[Trigger warning: mentions of sexual violence]
“A woman is only respected when she sings well and in tune,” a female musician says at one point in Marilina Giménez’s documentary A Girl’s Band. The film chronicles the lives of the women in Buenos Aires who choose to be disrespectable, who make rock and Reggaeton music in the heavily male-dominated music industry. Filmmaker Giménez has very personal ties with the world she is chronicling; previously being a part of the musical trio Yilet some years ago, she spends the duration of the film following her former bandmates and old friends as they navigate the underground music scene, travelling between bars and clubs and festivals as both musicians and activists.
Being a female musician in Argentina is inherently political, regardless of one’s level of fame or notoriety. Whether Giménez is interviewing pop stars or underground bands, all women detail their struggle to be recognized and respected within the sexist music industry. ‘Ni Una Menos’ is the phrase that gets repeated over and over: ‘not one more,’ the motto of an Argentinian grassroots feminist movement against sexual violence and misogyny. All art is political, and in A Girl’s Band this is truer than ever: girl bands play at feminist rallies, demonstrate for legal and safe abortions, and use their catchy Reggaeton songs to critique rape culture.
A Girl’s Band is at its best and boldest when it shows the bands perform in their entirety, their eclectic and incredibly rhythmic songs coupled with neon strobe lights and backup dancers. A highlight is watching lesbian rapper Chocolate Remix perform her song ‘Ni Una Menos’ at a festival, which rallies against sexual violence and sexism.
Yet, despite the wealth and diversity of its subject matter, A Girl’s Band lacks the focus and cohesion to do it justice. The documentary dives into themes of misogyny and homophobia and the state of the music industry in Buenos Aires, yet doesn’t engage with any of them fully. It meanders between bands and topics, following narrative strands here and there, only to abandon them and later randomly pick them up again. Furthermore, Giménez can’t seem to decide whether she wants the documentary to be about the specific issues that girls bands in Argentina face, or be more of a look into their everyday life. This is disappointing, as the brief glimpses Giménez gives into the life on tour of her former band YiLet are interesting, but highly elusive.

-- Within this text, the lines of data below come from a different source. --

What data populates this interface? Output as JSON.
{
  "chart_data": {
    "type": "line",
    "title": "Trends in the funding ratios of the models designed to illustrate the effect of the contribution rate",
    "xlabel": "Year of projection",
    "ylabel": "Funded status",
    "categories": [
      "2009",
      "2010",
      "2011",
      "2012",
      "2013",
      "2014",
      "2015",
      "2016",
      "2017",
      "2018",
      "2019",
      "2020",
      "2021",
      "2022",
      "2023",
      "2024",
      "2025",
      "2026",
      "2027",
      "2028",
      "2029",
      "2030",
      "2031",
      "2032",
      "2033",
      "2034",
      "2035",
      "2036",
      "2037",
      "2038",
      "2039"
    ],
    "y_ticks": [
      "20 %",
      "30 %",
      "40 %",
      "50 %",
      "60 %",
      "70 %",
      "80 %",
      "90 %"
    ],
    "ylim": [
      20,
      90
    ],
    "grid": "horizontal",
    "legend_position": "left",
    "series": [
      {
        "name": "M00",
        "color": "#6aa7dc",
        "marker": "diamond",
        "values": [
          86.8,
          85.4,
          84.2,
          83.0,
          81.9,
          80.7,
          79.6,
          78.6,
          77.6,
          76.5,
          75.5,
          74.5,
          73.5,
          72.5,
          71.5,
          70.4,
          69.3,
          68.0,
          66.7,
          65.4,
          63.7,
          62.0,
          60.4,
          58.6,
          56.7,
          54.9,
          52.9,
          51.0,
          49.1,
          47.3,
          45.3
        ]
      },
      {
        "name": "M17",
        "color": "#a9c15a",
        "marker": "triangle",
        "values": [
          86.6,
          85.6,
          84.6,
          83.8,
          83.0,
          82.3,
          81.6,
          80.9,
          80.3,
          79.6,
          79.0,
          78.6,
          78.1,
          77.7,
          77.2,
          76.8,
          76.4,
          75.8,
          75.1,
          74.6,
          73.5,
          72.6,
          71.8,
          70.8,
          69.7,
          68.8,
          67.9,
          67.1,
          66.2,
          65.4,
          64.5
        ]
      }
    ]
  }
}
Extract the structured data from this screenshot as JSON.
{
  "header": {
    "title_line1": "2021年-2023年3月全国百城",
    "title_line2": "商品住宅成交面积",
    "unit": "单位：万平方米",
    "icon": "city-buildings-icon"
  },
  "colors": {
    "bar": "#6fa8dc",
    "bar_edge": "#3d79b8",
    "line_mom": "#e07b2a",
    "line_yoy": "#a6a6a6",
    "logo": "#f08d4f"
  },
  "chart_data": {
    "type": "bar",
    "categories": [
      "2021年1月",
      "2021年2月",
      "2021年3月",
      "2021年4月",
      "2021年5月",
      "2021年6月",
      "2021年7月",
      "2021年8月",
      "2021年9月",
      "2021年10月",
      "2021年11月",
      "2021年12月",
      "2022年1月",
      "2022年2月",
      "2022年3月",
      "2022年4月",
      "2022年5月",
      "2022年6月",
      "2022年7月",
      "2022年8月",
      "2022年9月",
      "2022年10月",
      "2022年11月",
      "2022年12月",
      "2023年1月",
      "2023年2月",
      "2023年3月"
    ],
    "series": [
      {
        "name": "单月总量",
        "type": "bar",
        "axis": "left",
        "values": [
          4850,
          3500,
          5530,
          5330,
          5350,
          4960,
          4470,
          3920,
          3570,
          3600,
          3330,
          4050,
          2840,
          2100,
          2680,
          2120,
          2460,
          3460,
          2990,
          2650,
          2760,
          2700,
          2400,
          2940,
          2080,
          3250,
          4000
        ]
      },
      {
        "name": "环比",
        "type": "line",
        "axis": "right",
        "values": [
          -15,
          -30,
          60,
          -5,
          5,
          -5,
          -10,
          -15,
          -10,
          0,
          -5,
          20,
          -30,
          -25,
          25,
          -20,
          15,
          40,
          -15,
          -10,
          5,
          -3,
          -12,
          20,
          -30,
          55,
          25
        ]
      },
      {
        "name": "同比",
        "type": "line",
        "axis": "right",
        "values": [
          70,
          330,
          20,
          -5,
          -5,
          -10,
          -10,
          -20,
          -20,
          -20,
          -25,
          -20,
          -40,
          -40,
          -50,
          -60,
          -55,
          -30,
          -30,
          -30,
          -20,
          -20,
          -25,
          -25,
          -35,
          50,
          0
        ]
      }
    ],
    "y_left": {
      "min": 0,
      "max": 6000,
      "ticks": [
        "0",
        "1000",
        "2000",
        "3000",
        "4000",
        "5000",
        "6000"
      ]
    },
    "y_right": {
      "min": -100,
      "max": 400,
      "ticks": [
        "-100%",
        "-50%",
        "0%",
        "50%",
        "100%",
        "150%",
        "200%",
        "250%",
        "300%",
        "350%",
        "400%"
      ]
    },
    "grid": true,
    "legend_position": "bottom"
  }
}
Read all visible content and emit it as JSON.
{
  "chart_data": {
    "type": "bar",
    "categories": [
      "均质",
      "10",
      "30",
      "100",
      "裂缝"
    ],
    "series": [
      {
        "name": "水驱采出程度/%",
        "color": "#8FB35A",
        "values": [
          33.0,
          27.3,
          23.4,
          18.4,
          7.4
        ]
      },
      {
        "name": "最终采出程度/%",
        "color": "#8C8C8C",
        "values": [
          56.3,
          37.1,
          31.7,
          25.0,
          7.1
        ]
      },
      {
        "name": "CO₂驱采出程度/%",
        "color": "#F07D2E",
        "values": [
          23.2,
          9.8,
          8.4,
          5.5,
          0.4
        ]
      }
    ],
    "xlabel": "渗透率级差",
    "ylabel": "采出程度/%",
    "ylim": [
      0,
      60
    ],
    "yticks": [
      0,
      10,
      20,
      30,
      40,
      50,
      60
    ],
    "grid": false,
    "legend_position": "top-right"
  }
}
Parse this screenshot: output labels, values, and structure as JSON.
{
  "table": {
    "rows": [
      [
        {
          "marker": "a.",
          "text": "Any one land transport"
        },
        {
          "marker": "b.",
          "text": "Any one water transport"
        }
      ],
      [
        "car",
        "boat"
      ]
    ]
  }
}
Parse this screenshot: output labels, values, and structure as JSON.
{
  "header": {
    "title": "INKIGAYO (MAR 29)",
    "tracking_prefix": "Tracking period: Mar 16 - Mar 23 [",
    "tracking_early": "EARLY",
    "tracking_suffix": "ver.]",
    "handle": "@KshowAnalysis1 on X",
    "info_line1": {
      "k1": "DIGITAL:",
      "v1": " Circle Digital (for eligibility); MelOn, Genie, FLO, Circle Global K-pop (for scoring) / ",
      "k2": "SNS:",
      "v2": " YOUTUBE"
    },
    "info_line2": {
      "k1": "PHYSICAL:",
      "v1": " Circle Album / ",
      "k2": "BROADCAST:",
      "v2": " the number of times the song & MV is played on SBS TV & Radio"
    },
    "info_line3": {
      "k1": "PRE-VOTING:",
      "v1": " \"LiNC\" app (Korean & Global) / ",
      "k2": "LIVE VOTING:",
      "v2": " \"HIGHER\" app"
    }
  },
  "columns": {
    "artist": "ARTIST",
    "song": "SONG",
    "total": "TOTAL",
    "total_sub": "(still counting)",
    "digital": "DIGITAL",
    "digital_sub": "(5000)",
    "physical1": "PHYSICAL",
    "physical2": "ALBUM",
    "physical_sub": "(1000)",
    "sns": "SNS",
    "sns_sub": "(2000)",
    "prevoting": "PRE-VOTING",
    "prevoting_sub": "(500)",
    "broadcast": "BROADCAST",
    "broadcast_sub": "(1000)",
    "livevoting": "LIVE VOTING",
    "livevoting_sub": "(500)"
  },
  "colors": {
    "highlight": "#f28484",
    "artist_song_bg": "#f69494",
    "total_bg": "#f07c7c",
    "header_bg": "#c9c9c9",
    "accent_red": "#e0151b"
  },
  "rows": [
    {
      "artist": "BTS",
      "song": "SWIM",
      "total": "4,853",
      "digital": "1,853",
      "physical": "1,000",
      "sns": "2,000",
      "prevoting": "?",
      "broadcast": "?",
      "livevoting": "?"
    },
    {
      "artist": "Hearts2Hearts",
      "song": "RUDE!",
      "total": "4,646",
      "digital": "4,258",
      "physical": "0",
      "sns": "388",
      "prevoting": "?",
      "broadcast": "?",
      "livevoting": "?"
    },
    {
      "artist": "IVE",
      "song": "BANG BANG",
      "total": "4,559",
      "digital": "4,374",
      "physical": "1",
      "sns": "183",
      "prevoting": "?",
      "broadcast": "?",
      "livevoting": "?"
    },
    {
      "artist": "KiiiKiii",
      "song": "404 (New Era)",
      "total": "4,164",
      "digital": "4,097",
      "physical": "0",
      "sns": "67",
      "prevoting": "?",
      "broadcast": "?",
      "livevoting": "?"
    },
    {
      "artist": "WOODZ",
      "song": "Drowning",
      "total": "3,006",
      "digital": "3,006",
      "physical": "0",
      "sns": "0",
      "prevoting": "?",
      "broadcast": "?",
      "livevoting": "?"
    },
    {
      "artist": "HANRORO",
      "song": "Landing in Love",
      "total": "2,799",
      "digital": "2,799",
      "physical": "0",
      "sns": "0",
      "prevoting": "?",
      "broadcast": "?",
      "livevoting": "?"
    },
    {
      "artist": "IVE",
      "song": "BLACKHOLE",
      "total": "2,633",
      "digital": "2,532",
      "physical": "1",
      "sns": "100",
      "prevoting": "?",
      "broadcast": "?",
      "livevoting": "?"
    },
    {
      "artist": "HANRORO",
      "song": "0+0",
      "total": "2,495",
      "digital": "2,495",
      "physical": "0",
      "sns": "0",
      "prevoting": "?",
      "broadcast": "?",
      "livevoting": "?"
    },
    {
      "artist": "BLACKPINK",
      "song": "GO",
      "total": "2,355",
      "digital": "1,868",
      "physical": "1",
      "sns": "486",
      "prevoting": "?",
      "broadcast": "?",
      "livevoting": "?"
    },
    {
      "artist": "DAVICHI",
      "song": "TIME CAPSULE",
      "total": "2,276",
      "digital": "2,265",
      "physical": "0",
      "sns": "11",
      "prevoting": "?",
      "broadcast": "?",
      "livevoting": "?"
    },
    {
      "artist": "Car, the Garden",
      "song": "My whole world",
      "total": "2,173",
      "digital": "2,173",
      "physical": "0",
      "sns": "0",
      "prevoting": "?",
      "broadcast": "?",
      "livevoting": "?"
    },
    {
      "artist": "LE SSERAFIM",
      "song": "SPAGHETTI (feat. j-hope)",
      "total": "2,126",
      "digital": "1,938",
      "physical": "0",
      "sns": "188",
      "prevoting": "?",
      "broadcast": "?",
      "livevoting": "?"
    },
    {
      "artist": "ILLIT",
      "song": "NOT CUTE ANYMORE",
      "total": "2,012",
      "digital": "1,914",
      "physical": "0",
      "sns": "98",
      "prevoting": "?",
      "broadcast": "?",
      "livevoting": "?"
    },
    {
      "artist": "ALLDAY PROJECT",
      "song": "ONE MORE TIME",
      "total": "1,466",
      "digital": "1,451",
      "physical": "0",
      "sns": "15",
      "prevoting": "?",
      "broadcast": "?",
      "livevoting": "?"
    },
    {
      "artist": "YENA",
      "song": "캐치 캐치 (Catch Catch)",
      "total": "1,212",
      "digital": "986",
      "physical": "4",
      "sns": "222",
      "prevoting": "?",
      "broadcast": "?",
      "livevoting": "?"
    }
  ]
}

By the end of A Girl’s Band, you have the impression that the subculture it explores is deeply fascinating, but that you haven’t learned much about it at all. Whilst the footage of the titular all-female fronted bands performing their songs is exhilarating and impressive, the documentary jumps too quickly between interviews, musicians and thematic threads to form a comprehensive picture of the life of its subjects.